I think this could be something small that you are blowing up because you are generally unhappy?

TheNewWitchOfSWL Sat 27-Dec-14 11:04:07

Maybe you want to leave the relationship and is trying ti find an excuse/blame him?

lizzie867 Sat 27-Dec-14 11:04:40

Who isnt a bit of a martyr every now and again- i am aware of this! I wasnt cross because i couldnt go out but with some notice could have arranged to see a friend and take my daughter with me so i wasnt in on my own.

GotToBeInItToWinIt Sat 27-Dec-14 11:06:14

Elizabeth why would you leap to that assumption?? Man goes out on Boxing Day = having an affair?? Madness. I don't really see the problem to be honest, all he's done is chance the day. He's at home on the 27th rather than the 26th. It being Boxing Day doesn't mean there's an unwritten rule that he has to be at home.
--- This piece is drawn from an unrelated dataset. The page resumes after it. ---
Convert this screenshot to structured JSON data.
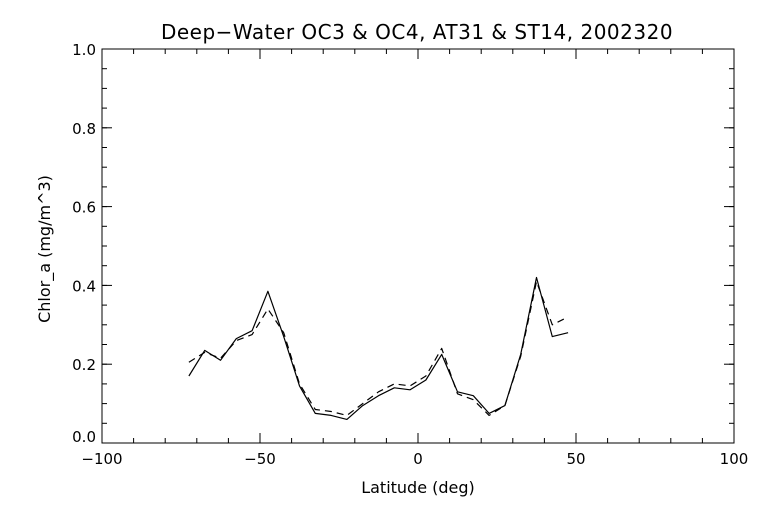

And as his friends had changed the day they were going out his options would be to go out with them on Boxing Day or not to go out at all, therefore I think you are being unreasonable I'm afraid. Have a nice evening together this evening instead.

ElizabethHoover Sat 27-Dec-14 11:06:47

What leads me to that idea? MANY threads on here!

ElizabethHoover Sat 27-Dec-14 11:07:31

it wouldnt be the first time other woman said ' well at least stay over Boxing Day night"

lizzie867 Sat 27-Dec-14 11:08:02

Oh, i ignored the affair comment! I dont wanna leave, things have been dificult for a year and we are working really hard at putting them right. The issue is we planned to have boxing day night in together with a film and baked cheese and at the last minute he went out. It was by this time to late for me to make plans so the consequence was also i was left home alone.